Banche, l’Europa che non fa squadra

L’acquisto del 9% della tedesca Commerzbank da parte di UniCredit fa risvegliare mai sopiti riflessi nazionalistici. Deutsche Bank si mette di traverso e valuta di far proprio il 12% del pacchetto azionario attualmente detenuto dallo Stato tedesco.

Non è detto che ci riesca perché Andrea Orcel, amministratore delegato di UniCredit, conta sull’appoggio dei socialdemocratici della Spd e dei Verdi della coalizione di governo. Solo i liberali sono sensibili alle sirene dell’ordoliberismo autoctono. Deutsche Bank è reduce nel 2023 da un crollo in Borsa con una perdita di 1,7 miliardi di capitalizzazione. Si è ripresa ma non sprizza di salute come UniCredit che vanta riserve in liquidità per 12 miliardi. A Berlino lo sanno e non vogliono creare un altro mastodonte bancario che poi deve chiedere aiuto di nuovo allo Stato. Sia la Bce che la Commissione vedono di buon occhio un processo di aggregazione europeo transnazionale, ma questo non placa ritorni di fiamma nazionalistici.

Già si alzano le voci che dicono no agli italiani. I sindacati Verdi in prima fila ritengono una fusione con una banca francese più rassicurante. Bnp Paribas è discretamente alla finestra e certamente gradirebbe.
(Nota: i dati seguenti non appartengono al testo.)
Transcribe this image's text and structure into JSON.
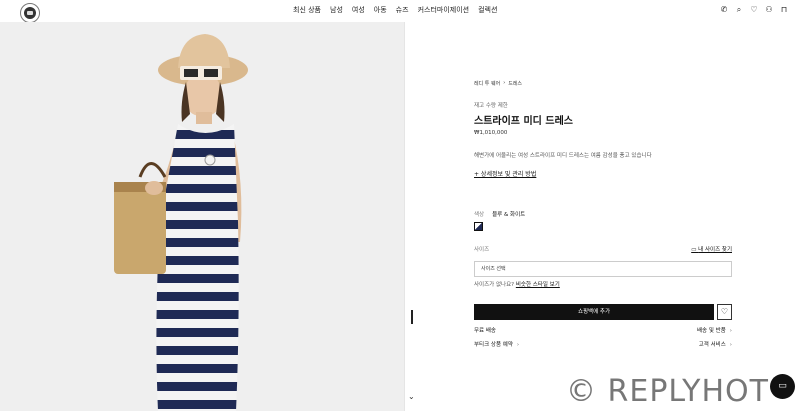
{
  "header": {
    "logo": "moncler-logo",
    "nav": [
      "최신 상품",
      "남성",
      "여성",
      "아동",
      "슈즈",
      "커스터마이제이션",
      "컬렉션"
    ],
    "utility_icons": [
      "phone-icon",
      "search-icon",
      "heart-icon",
      "user-icon",
      "bag-icon"
    ]
  },
  "product": {
    "breadcrumb": [
      "레디 투 웨어",
      "드레스"
    ],
    "eyebrow": "재고 수량 제한",
    "title": "스트라이프 미디 드레스",
    "price": "₩1,010,000",
    "description": "해변가에 어울리는 여성 스트라이프 미디 드레스는 여름 감성을 풍고 있습니다",
    "details_link": "+ 상세정보 및 관리 방법",
    "color_label": "색상",
    "color_value": "블루 & 화이트",
    "size_label": "사이즈",
    "size_guide": "내 사이즈 찾기",
    "size_placeholder": "사이즈 선택",
    "unavailable_text": "사이즈가 없나요?",
    "similar_styles": "비슷한 스타일 보기",
    "add_to_bag": "쇼핑백에 추가",
    "services": {
      "free_shipping": "무료 배송",
      "shipping_returns": "배송 및 반품",
      "boutique_reservation": "부티크 상품 예약",
      "customer_service": "고객 서비스"
    }
  },
  "watermark": "© REPLYHOT",
  "colors": {
    "accent": "#111111",
    "stripe_navy": "#1f2a55",
    "background": "#efefef"
  }
}
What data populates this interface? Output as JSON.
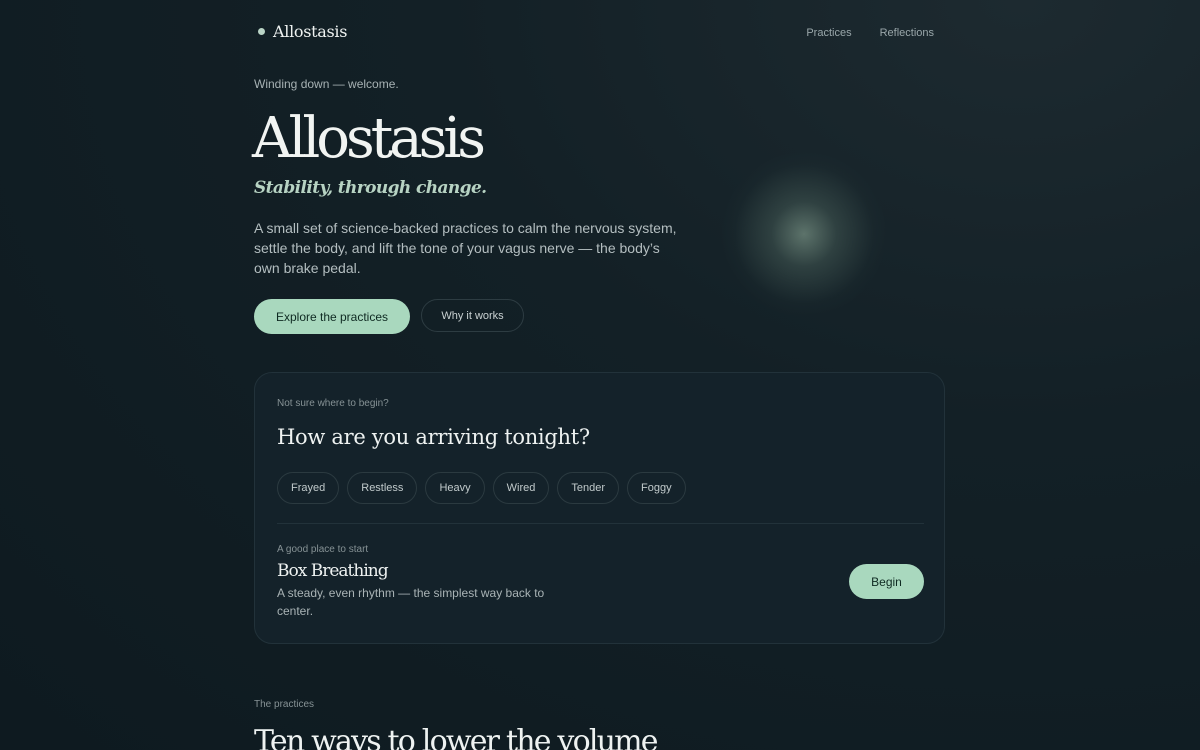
{
  "nav": {
    "brand": "Allostasis",
    "links": [
      "Practices",
      "Reflections"
    ]
  },
  "hero": {
    "greeting": "Winding down — welcome.",
    "title": "Allostasis",
    "tagline": "Stability, through change.",
    "intro": "A small set of science-backed practices to calm the nervous system, settle the body, and lift the tone of your vagus nerve — the body’s own brake pedal.",
    "primary_cta": "Explore the practices",
    "secondary_cta": "Why it works"
  },
  "checkin": {
    "eyebrow": "Not sure where to begin?",
    "question": "How are you arriving tonight?",
    "moods": [
      "Frayed",
      "Restless",
      "Heavy",
      "Wired",
      "Tender",
      "Foggy"
    ],
    "recommendation": {
      "eyebrow": "A good place to start",
      "title": "Box Breathing",
      "description": "A steady, even rhythm — the simplest way back to center.",
      "button": "Begin"
    }
  },
  "practices": {
    "eyebrow": "The practices",
    "title": "Ten ways to lower the volume"
  },
  "colors": {
    "background": "#0e1a20",
    "accent": "#a9d8be",
    "card": "#14222a"
  }
}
Non va dimenticato che il presidente del consiglio di sorveglianza di Commerzbank è Jens Weidmann, l’ex governatore di Bundesbank che fece guerra ininterrotta a Mario Draghi nel board della Banca centrale europea. È nota la sua scarsa considerazione per tutto ciò che suoni europeo al di fuori dell’asse magico Parigi-Berlino. Del resto tutti sanno che per provocare l’ira del ministro delle Finanze tedesco, il liberale Christian Lindner, basta un solo nome: Mario Draghi. La richiesta dell’ex presidente Bce di dotare l’Unione europa di investimenti annuali pubblici e privati nell’ordine di circa 800 miliardi annui è percepita come eretica.

Il vincolo di bilancio rimane la stella polare dei circoli del partito liberale e dei conservatori. La maggioranza degli elettori vede nel debito comune europeo uno strumento per costringere la Germania a far da garante ai Paesi ritenuti inaffidabili. È nel nome dell’austerità che la Cdu cerca di recuperare i voti dei delusi passati ai populisti di AfD. Una ripetizione del miracolo economico degli anni ’50 nel nome delle proverbiali virtù tedesche: serietà, precisione, risparmio, spartanità al servizio del bene comune. Con il che si intende far barriera a tutto ciò che tedesco non è, in primo luogo alla migrazione. Una percezione che in Germania è presente fin dai tempi dei “Gastarbeiter!, per lo più italiani che lavoravano per le grandi industrie tedesche. Forza lavoro indispensabile per lo sviluppo tedesco e con il grande vantaggio di stare a tempo determinato, cioè destinati a tornare da dove erano venuti.

Questa abitudine a vedere l’italiano in veste di prenditore di lavoro e non di imprenditore porta a pensare che ogni azione italiana che ambisca a esportare un modello produttivo anche vincente sia non conforme agli interessi tedeschi.È stato così con la Fiat di Marchionne e il fallito acquisto di Opel. E prima ancora con Pirelli, emarginata nel tentativo di acquisire Continental.

Il rafforzamento del sistema bancario europeo è la premessa per dare slancio al mercato finanziario europeo. E poiché l’ultimo arrivato deve pagar dazio, già si parla di compensazione. Se l’acquisizione di Andrea Orcel in terra tedesca dovesse andare in porto, allora i francesi, esclusi dal boccone Commerzbank, avranno diritto a rifarsi. Crédit Agricole è già sulle tracce di Banco Bpm. La finanza francese in Italia si rinforzerebbe senza obbligo di reciprocità. I francesi infatti non amano la presenza straniera in casa loro. La miseria europea è infatti tutta lì: l’incapacità di fare squadra.